Cosy Old Cardigan

By Stacebob

Shadows

I was in a relatively good mood this afternoon (all things considered) but that all came crashing down with the latest news about Brum and it's new lockdown restrictions. I know there are much bigger things in the world to be upset about, and rationally I know that staying in and all that will help with the spread of the virus, but it's all just weighing down on me now. It's my birthday next Saturday, and now I can't have my Mom visit for dinner or my 2 mates over. I was already sad enough about not being able to properly celebrate my birthday, but now, as the rules are so confusing, I'm not even sure if I can see my Mom and friends at all. I really wanted some Ma time for my birthday; she lives with my sister and has been working this whole time so I've only seen her once or twice this whole lockdown from a distance on my drive...

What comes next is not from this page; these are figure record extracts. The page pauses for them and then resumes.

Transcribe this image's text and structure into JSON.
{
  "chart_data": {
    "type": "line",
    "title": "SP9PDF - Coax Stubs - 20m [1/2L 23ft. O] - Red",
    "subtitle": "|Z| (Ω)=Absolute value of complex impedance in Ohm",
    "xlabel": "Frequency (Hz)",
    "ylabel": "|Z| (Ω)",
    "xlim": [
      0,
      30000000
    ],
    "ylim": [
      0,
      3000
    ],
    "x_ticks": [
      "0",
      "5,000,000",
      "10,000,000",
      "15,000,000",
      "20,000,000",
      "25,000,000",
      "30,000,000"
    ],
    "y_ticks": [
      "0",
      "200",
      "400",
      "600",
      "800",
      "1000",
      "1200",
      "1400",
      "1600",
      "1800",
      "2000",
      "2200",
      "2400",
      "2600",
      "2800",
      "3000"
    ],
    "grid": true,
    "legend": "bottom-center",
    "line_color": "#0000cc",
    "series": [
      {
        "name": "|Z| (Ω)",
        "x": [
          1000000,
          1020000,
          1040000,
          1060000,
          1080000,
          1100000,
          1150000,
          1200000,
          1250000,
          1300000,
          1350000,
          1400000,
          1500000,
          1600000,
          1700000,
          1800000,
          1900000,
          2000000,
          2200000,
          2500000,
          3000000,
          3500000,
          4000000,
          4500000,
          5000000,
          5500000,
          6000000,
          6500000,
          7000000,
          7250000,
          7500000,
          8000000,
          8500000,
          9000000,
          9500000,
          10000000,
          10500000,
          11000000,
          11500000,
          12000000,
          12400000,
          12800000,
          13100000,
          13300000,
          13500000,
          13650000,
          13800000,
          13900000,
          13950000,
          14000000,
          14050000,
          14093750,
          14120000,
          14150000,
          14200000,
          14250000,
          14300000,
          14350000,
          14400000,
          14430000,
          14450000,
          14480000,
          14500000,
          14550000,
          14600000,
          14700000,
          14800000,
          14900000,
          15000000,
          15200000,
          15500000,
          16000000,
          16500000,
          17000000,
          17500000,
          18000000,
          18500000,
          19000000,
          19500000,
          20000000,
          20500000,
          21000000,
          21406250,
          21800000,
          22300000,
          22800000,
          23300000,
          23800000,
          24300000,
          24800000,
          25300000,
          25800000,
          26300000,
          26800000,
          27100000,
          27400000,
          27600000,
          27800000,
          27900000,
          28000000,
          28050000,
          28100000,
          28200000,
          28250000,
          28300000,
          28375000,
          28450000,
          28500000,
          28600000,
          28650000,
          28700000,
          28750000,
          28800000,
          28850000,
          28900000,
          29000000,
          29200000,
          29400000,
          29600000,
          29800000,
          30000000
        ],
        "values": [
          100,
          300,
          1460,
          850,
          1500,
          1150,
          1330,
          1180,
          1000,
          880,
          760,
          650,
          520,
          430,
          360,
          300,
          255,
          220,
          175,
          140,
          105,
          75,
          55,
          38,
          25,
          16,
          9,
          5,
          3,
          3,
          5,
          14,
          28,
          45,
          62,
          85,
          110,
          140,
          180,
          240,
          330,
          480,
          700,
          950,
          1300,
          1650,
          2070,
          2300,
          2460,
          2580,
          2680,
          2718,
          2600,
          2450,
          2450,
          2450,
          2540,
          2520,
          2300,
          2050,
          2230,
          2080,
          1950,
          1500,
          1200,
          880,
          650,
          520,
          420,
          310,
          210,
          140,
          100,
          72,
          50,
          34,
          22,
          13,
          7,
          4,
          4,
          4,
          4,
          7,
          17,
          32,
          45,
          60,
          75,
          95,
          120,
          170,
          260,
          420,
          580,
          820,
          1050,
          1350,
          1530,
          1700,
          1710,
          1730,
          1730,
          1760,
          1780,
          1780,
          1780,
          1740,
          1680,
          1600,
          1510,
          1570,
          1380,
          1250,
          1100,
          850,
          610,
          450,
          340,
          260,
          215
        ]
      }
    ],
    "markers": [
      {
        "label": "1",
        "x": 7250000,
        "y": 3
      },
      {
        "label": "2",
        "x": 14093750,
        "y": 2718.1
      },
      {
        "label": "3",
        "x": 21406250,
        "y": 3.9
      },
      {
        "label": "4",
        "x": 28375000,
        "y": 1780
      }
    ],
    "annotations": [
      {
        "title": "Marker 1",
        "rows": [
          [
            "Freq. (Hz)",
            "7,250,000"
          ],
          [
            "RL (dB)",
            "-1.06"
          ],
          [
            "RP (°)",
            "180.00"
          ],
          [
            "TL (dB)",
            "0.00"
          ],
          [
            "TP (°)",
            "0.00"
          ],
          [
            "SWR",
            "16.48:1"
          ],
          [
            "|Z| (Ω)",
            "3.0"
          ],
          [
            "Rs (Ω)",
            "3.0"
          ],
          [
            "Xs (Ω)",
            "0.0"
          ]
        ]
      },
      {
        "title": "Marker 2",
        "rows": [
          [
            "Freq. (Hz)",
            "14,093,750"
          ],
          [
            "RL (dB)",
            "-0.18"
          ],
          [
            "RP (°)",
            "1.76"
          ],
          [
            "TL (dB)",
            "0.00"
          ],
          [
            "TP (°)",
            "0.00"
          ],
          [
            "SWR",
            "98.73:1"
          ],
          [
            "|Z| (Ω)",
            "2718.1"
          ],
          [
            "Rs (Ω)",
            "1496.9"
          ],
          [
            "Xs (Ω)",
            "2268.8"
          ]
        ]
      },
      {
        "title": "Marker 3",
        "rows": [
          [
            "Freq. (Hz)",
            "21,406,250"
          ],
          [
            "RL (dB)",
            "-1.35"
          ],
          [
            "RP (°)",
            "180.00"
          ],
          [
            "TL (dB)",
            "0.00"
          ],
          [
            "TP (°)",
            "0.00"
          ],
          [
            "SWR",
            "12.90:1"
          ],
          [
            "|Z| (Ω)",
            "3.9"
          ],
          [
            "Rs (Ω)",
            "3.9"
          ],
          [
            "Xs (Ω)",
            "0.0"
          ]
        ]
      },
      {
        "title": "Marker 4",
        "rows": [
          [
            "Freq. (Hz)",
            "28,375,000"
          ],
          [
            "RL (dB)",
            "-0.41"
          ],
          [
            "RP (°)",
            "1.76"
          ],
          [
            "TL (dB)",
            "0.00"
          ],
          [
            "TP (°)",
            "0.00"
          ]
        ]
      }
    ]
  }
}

I know it seems pathetic for an almost 35 year old woman to be brought to tears over possibly not seeing people on her birthday, but I'd been looking forward to it so much during this sh*t sandwich of a year, and my brain is basically mush right now from a lack of social contact... Also, I love birthdays. Not just my own, either; I love thinking about the type of gifts or surprises that'll make my friends and family happy. Picking out and giving gifts is almost as fun and satisfying to me as getting them. I love celebrating with drinks with friends, dinner with family... UGH. It's just hard, you know?